Como aspecto interesante, Hernández nos cuenta asimismo que el libro ha ido adquiriendo sentido después del libro. Escribir “El dolor de los demás” le ha llevado a muchas conversaciones, sobre todo con todos sus paisanos que han participado de alguna manera en la novela. La escritura no cura, nos confiesa, simplemente va abriendo emociones ocultas y aquello que ha quedado escondido. Pero aunque así sea tiene sentido escribir. “Escribir para iniciar una conversación”, comprobar que “no estamos solos.”
Especialmente nos sedujo la narración sobre cuanto sucede en el Yeguas, el bar de almuerzo que es el punto de encuentro para tantas conversaciones durante y después del libro. El Yeguas se ha convertido ahora en un túnel que escapa más allá del tiempo entre el pasado y el presente: un lugar de transición, un ritual de paso, donde se accede a los tiempos modernos y a la vez el tiempo se ha detenido, como un mismísimo pasaje de los que hablaba Walter Benjamin. En definitiva, todo esto ha servido a Miguel Ánguel Hernández para darse cuenta de que el Yeguas ya se ha convertido en el Pasaje por antonomasia de la Huerta de Murcia.

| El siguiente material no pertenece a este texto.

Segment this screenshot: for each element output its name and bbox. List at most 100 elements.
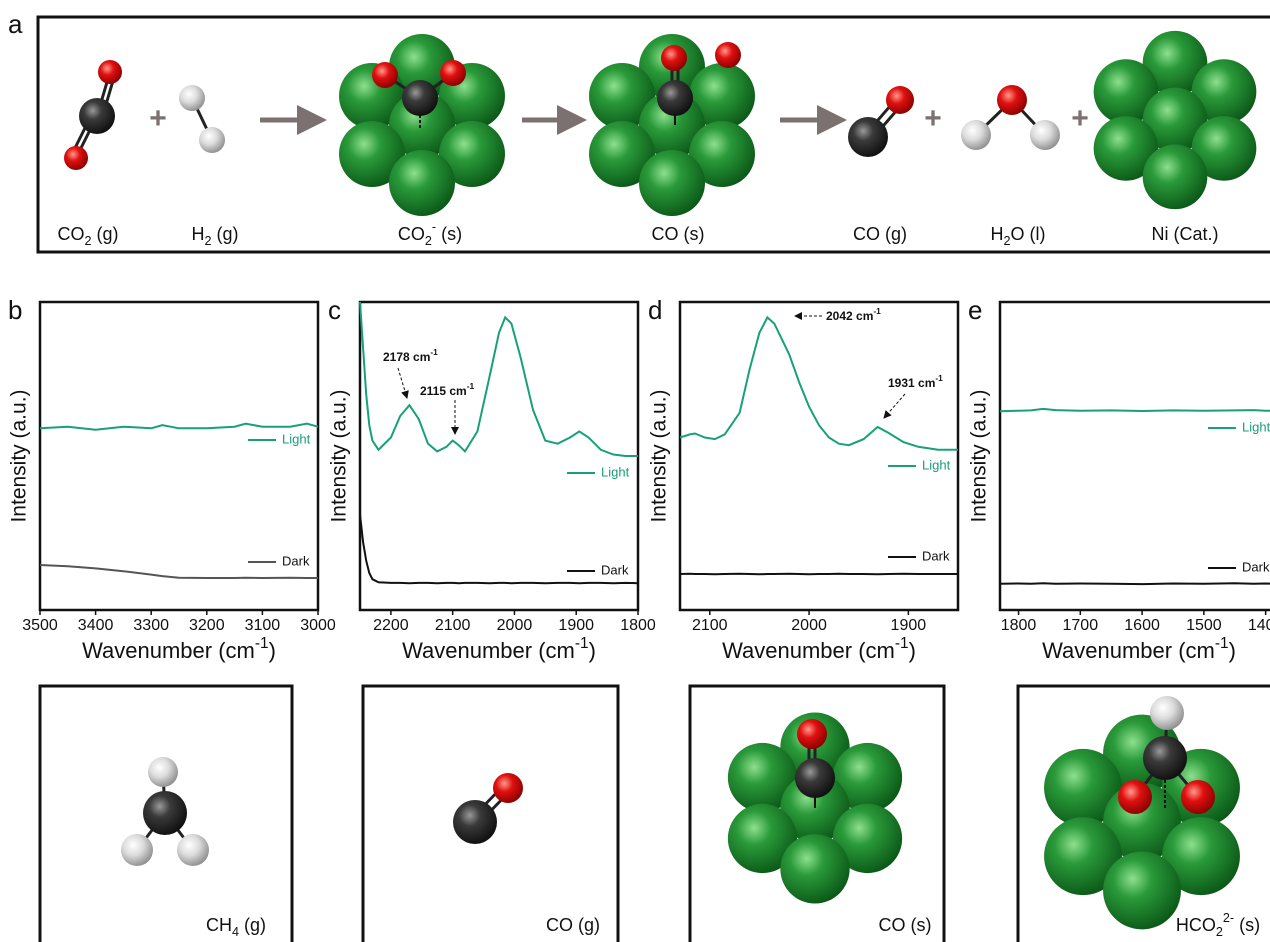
- y-axis-label: Intensity (a.u.): [328, 389, 351, 522]
- text-part: -1: [873, 306, 881, 316]
- peak-annotation: 2115 cm-1: [420, 381, 475, 398]
- plot-frame: [40, 302, 318, 610]
- co-adsorbed: [728, 712, 902, 903]
- species-label: CO (s): [652, 224, 705, 244]
- text-part: -1: [430, 347, 438, 357]
- text-part: -1: [575, 635, 589, 652]
- figure: + + + aCO2 (g)H2 (g)CO2- (s)CO (s)CO (g)…: [0, 0, 1270, 942]
- text-part: -1: [935, 373, 943, 383]
- x-tick-label: 2000: [791, 617, 827, 634]
- text-part: 2: [425, 234, 432, 248]
- ch4-molecule: [121, 757, 209, 866]
- text-part: H: [990, 224, 1003, 244]
- legend-label: Light: [601, 464, 630, 479]
- text-part: 2178 cm: [383, 350, 430, 364]
- text-part: CO (g): [853, 224, 907, 244]
- ni-catalyst: [1094, 31, 1257, 209]
- x-tick-label: 1900: [891, 617, 927, 634]
- annotation-arrow: [884, 394, 905, 418]
- x-tick-label: 3500: [22, 617, 58, 634]
- panel-label: a: [8, 9, 23, 39]
- text-part: CO (s): [879, 915, 932, 935]
- text-part: (g): [212, 224, 239, 244]
- h2-molecule: [179, 85, 225, 153]
- text-part: CO: [57, 224, 84, 244]
- text-part: (s): [1234, 915, 1260, 935]
- co2-molecule: [64, 60, 122, 170]
- h2o-molecule: [961, 85, 1060, 150]
- x-axis-label: Wavenumber (cm-1): [82, 635, 276, 663]
- text-part: Wavenumber (cm: [1042, 638, 1215, 663]
- text-part: ): [909, 638, 916, 663]
- peak-annotation: 2042 cm-1: [826, 306, 881, 323]
- spectrum-line: [40, 424, 318, 430]
- x-tick-label: 3400: [78, 617, 114, 634]
- text-part: Wavenumber (cm: [402, 638, 575, 663]
- legend-label: Light: [1242, 419, 1270, 434]
- text-part: HCO: [1176, 915, 1216, 935]
- legend-label: Dark: [601, 562, 629, 577]
- x-tick-label: 3000: [300, 617, 336, 634]
- text-part: -1: [895, 635, 909, 652]
- panel-label: d: [648, 295, 662, 325]
- co-molecule: [848, 86, 914, 157]
- text-part: Wavenumber (cm: [722, 638, 895, 663]
- text-part: ): [1229, 638, 1236, 663]
- text-part: 2: [204, 234, 211, 248]
- text-part: CO: [398, 224, 425, 244]
- x-tick-label: 1900: [558, 617, 594, 634]
- co-molecule: [453, 773, 523, 844]
- text-part: Ni (Cat.): [1152, 224, 1219, 244]
- legend-label: Light: [282, 431, 311, 446]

Y, por extensión, en este clima de confesiones y de literatura hecha de pesadilla, de pensamiento, de sudor y de verdad, o de la búsqueda de una verdad imposible, la Calders misma se volvió un Pasaje ritual donde los presentes pudimos evadirnos del tiempo y metamorfosearnos en seres que pasean, que reflexionan, como aquellos dandies que deambulaban por París acompañados de su tortuga. Y la lentitud del instante sabe a momento inolvidable y a arte que se arriesga. Y la tarde se diluye con una sensación agridulce: sabes que se te ha hecho corto, que desearías que la conversación se alargara, pero sabes también que la vida sigue, que el arte sigue, y habrá otras lecturas, otras conversaciones, otras tardes que continuarán la estela del encuentro que se ha producido hoy.